I think I know what you're getting at, in that a lot of atheists will defend their points through the use of a scientific method.
But I don't think that atheism has a direct link with science.
People can just reject religion through personal interpretation.
I've seen science work both ways - atheists can learn science and feel comfortable in that it can be used to explain what's happening around us and why it's happening. On the other hand, though, some people could be theists through science because they see how beautiful science is and gather that our natural laws must have been put in place and designed by something of superior intelligence.
As for myself, I have never really believed in a God because I found it all slightly absurd, somewhat silly.

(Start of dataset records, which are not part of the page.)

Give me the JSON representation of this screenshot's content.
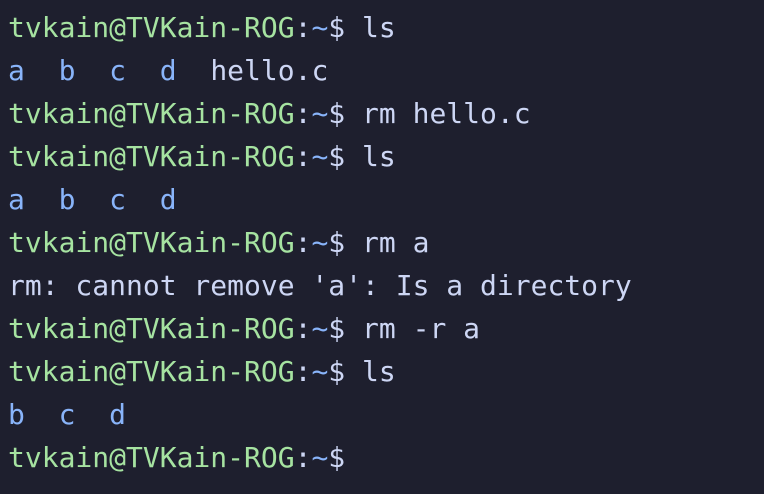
{
  "prompt": {
    "user_host": "tvkain@TVKain-ROG",
    "separator": ":",
    "path": "~",
    "symbol": "$"
  },
  "lines": [
    {
      "type": "cmd",
      "command": " ls"
    },
    {
      "type": "listing",
      "entries": [
        {
          "name": "a",
          "kind": "dir"
        },
        {
          "name": "b",
          "kind": "dir"
        },
        {
          "name": "c",
          "kind": "dir"
        },
        {
          "name": "d",
          "kind": "dir"
        },
        {
          "name": "hello.c",
          "kind": "file"
        }
      ]
    },
    {
      "type": "cmd",
      "command": " rm hello.c"
    },
    {
      "type": "cmd",
      "command": " ls"
    },
    {
      "type": "listing",
      "entries": [
        {
          "name": "a",
          "kind": "dir"
        },
        {
          "name": "b",
          "kind": "dir"
        },
        {
          "name": "c",
          "kind": "dir"
        },
        {
          "name": "d",
          "kind": "dir"
        }
      ]
    },
    {
      "type": "cmd",
      "command": " rm a"
    },
    {
      "type": "output",
      "text": "rm: cannot remove 'a': Is a directory"
    },
    {
      "type": "cmd",
      "command": " rm -r a"
    },
    {
      "type": "cmd",
      "command": " ls"
    },
    {
      "type": "listing",
      "entries": [
        {
          "name": "b",
          "kind": "dir"
        },
        {
          "name": "c",
          "kind": "dir"
        },
        {
          "name": "d",
          "kind": "dir"
        }
      ]
    },
    {
      "type": "cmd",
      "command": ""
    }
  ],
  "colors": {
    "background": "#1e1f2e",
    "prompt_user": "#a6e3a1",
    "prompt_path": "#89b4fa",
    "directory": "#89b4fa",
    "text": "#cdd6f4"
  }
}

My passion for science came long after I decided against God. So for me, there was no link between the two initially
Yeah, i've come across quite a few atheists (some at this site) that justify their atheism through using the scientific method (which starts with the presumption of what is basically a closed system of that which is being observed). Simply because the method assumes a closed system (without which, observation would be 'affected'), does not have any grounding on anything outside the field of observation (which is why scientific observation is usually more accurate when using a smaller and more specific field of observation)...
I myself always believed in a God because I found the idea of atheism to be pointless and stupid. But I guess I became interested in science because of my belief, and the framework that it presents to my thinking about my observation of the world.
While I would argue that the evidence or observation of science is theistically neutral, I would argue that the interpretation of such evidence is according to the method through which the framework of science is placed within a world view.
For example, an atheist could look at a feather and think "This feather could have emerged through successive generations, increasing in it's 'featherness' from a scale of some kind." While the theist could look at the feather and think "This feather shows remarkable suitability for the purpose of flying, structurally it could only have been designed this way." While the observation is the same, the interpretation of the fact is dependent on the framework.
So yeah, basically science has nothing to do with theism/atheism, but that the interpretation of any evidence presented by scientific observation is affected by the framework in which that evidence is seen. An objective matter is observed, then interpreted through subjective means.